Viel lustiger als dieser fehlgeschlagene diplomatische Rettungsversuch war die Nachgeschichte. Die Wochenzeitung "Frankfurter Allgemeine Sonntagszeitung" (FAS) veröffentlichte beunruhigende Einzelheiten über den Abend. May habe ängstlich, niedergeschlagen und entmutigt gewirkt. Sie habe bei Juncker um Hilfe gebettelt, tiefe Ringe unter den Augen gehabt und sei sehr müde erschienen. Der mögliche Schuldige für dieses mutmaßliche Leck war schnell gefunden. Es konnte niemand anders sein als Martin Selmayr, Junckers deutscher Kabinettschef und seine graue Eminenz.
Aber Selmayr reagierte wütend: "Ich bestreite, dass wir das Leck waren, dass Juncker das je gesagt hat und dass wir den Brexit als Strafe auslegen. Es ist ein Versuch, die EU anzuschwärzen und die Gespräche zu unterminieren".
Nun ist der EU-Beamte vorbelastet. Er hat wohl das vernichtende Urteil über ein früheres Abendessen Juncker-May in London ausgeplaudert. Wenn er es also einmal gemacht hat, würde er es wohl wieder tun? Der britische Brexit-Minister wies mit dem Finger auf den Deutschen und sagte: "Wir waren nur zu sechst im Raum".

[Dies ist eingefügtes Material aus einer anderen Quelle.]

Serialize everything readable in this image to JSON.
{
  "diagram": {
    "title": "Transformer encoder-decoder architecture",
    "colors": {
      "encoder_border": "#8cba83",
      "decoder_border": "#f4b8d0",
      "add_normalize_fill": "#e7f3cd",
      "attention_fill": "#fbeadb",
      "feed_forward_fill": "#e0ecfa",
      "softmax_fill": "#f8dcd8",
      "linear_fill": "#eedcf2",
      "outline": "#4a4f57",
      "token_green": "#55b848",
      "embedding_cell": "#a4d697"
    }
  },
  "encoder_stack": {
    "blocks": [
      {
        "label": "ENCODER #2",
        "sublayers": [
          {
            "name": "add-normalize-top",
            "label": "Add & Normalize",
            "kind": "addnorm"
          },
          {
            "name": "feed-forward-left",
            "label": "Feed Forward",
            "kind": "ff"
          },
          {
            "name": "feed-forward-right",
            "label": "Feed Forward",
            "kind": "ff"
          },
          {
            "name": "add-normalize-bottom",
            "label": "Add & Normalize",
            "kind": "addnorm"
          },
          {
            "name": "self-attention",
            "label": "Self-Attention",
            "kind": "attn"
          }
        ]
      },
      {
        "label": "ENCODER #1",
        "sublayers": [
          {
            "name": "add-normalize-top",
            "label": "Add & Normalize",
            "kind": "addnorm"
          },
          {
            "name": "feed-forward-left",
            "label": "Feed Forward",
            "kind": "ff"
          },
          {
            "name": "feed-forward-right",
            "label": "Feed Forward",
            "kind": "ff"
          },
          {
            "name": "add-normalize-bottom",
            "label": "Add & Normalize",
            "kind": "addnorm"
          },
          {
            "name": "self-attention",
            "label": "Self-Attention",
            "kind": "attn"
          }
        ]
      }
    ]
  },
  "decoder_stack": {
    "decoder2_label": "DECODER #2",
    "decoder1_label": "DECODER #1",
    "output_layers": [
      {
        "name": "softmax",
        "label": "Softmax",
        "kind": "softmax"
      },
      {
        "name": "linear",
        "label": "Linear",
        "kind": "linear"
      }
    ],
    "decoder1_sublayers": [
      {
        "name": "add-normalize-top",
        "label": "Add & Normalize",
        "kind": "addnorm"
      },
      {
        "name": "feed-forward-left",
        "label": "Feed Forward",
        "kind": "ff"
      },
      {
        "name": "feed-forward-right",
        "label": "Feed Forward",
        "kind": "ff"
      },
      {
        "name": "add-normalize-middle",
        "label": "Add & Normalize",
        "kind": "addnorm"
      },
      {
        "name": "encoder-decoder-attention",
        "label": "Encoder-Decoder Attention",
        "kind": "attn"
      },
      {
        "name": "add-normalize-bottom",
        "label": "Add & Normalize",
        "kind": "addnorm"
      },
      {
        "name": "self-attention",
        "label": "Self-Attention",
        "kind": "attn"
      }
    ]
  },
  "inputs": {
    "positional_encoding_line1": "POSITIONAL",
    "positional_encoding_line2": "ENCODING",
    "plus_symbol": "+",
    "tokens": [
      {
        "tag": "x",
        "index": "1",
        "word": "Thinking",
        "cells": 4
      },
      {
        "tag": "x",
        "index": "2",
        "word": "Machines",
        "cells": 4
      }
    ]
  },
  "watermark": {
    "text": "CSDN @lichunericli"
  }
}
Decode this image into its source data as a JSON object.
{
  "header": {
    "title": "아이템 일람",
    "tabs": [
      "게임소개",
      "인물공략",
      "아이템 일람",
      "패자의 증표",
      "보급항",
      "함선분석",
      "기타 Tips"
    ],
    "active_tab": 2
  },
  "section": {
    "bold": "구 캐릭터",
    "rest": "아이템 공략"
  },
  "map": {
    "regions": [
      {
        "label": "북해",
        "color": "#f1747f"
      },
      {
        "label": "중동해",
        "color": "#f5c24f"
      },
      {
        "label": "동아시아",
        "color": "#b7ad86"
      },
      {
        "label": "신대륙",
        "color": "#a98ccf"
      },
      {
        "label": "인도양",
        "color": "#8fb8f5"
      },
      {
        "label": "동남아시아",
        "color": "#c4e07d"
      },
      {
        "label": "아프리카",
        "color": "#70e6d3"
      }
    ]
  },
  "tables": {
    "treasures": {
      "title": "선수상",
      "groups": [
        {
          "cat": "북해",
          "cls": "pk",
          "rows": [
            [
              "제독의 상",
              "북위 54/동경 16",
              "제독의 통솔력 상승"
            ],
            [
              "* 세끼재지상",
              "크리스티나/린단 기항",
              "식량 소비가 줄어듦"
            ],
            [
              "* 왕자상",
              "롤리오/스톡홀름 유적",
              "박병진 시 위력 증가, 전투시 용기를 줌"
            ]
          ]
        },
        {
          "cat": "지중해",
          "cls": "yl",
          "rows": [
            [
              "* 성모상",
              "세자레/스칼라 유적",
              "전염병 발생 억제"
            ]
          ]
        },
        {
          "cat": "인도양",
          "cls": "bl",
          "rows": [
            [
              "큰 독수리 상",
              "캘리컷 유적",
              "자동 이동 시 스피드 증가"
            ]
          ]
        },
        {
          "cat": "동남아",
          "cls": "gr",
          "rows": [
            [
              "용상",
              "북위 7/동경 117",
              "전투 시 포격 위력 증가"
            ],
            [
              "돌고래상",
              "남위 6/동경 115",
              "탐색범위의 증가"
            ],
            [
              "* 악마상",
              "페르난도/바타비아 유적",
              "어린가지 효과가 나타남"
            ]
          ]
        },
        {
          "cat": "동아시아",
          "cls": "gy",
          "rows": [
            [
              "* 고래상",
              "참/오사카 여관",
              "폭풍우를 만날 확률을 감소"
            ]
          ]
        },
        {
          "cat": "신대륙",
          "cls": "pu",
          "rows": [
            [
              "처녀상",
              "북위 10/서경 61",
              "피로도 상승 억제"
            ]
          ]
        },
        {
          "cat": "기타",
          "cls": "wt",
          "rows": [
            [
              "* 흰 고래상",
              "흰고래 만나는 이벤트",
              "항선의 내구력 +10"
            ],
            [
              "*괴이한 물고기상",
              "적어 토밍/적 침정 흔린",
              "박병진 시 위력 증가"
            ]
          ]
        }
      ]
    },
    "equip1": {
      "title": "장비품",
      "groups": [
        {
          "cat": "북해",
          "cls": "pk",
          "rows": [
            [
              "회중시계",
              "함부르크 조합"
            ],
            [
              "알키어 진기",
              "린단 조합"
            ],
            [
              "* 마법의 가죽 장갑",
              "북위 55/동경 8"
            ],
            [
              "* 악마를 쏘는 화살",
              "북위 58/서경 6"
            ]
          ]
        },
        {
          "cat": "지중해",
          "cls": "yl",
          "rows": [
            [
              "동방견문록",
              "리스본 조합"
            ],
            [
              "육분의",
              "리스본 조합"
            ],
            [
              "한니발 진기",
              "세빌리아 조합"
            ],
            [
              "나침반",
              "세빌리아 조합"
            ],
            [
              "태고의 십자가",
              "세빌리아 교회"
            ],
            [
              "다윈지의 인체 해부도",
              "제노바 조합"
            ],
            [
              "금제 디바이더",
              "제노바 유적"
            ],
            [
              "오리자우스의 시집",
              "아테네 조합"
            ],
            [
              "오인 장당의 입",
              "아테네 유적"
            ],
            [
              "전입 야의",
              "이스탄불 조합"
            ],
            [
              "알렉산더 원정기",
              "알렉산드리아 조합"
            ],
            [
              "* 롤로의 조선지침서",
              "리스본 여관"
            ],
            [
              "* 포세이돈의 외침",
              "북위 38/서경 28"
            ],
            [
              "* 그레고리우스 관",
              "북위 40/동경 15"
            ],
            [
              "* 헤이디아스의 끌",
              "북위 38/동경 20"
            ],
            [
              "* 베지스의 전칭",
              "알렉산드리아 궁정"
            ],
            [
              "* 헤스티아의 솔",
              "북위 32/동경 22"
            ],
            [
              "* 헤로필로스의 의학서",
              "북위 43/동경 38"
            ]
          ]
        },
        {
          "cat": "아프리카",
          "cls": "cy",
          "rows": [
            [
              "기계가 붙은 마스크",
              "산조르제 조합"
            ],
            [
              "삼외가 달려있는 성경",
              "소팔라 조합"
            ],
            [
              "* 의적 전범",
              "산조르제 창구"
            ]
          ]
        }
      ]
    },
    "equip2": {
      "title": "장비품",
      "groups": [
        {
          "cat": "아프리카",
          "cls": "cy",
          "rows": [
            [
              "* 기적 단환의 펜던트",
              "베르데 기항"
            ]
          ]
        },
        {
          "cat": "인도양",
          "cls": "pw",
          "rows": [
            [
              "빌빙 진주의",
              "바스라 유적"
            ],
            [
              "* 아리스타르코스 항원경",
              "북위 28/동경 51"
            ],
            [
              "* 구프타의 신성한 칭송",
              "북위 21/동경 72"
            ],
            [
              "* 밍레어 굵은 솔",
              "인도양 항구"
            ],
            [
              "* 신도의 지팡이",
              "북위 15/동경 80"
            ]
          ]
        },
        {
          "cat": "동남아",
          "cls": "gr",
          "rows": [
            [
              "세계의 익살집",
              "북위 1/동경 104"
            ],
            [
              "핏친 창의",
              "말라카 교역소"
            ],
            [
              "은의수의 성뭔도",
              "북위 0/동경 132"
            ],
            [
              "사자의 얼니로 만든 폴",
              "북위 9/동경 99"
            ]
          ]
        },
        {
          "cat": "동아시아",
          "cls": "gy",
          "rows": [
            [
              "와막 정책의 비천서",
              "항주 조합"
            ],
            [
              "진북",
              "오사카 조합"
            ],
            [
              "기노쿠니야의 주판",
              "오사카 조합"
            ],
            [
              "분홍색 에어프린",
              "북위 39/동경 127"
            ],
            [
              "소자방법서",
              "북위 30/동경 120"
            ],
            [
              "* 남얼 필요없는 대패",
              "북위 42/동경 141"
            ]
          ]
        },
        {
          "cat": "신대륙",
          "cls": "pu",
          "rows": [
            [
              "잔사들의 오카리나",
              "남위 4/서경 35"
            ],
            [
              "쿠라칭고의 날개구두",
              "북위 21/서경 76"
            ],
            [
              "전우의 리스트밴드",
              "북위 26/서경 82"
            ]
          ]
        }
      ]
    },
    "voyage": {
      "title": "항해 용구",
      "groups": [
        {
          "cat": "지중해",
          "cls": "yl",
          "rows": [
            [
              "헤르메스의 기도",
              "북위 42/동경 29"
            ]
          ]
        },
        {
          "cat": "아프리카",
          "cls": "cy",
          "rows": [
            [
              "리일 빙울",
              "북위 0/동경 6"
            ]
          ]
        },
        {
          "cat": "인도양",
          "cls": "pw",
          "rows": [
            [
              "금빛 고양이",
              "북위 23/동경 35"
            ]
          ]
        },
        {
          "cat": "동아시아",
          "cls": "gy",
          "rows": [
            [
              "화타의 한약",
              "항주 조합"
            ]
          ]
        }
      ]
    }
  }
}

Damit aber eröffnet David Davis eine interessante Möglichkeit. Er ist im Gegensatz zu Theresa May ein echter Brexiteer. Er wird immer wieder als ihr möglicher Nachfolger gehandelt. Er hasst den Verlauf der Brexit Gespräche. Und er war mit im Raum. Oder glaubt jemand, der britische Chef-Unterhändler wäre zu einer solch machiavellistischen Intrige nicht imstande?
Ein guter oder gar kein Deal
Die EU hatte geglaubt, sie täte Theresa May mit dem Beginn des Nachdenkens über die Zukunft einen Gefallen. Und dieses Zipfelchen Fortschritt muss Wirtschaftsführer in Großbritannien ermutigt haben. Sie schreiben inzwischen fast täglich Briefe an die Regierung in London und bitten um Klarheit über den Brexit. Und ihre Hoffnung richtet sich vor allem auf die Übergangsperiode, die May in Florenz angekündigt hatte. Aber im Unterhaus machte die Premierministerin alles wieder zunichte: "Es kann keine Umsetzungsphase geben, wenn die Zukunft mit der EU nicht beschlossen ist".
Darin liegt eine gewisse Logik, wenn man nicht von Übergang sondern von Umsetzung spricht. Aber es zerstört die Hoffnung, dass eine Übergangsphase für die Wirtschaft den Hals-über-Kopf Sturz von der Klippe bei einem harten Brexit abfedern könnte. Manche springen lieber rechtzeitig und aus eigenem Antrieb. "Gerade zurück aus Frankfurt. Tolle Treffen, tolles Wetter, wirklich erfreulich. Gut, weil ich da mehr Zeit verbringen werde", tweetete Goldman-Sachs CEO Lloyd Blancfein vorige Woche. Er findet das Gras auf der anderen Seite des Ärmelkanals inzwischen ziemlich grün. Brexiteers aber brandmarkten ihn gleich als Verräter.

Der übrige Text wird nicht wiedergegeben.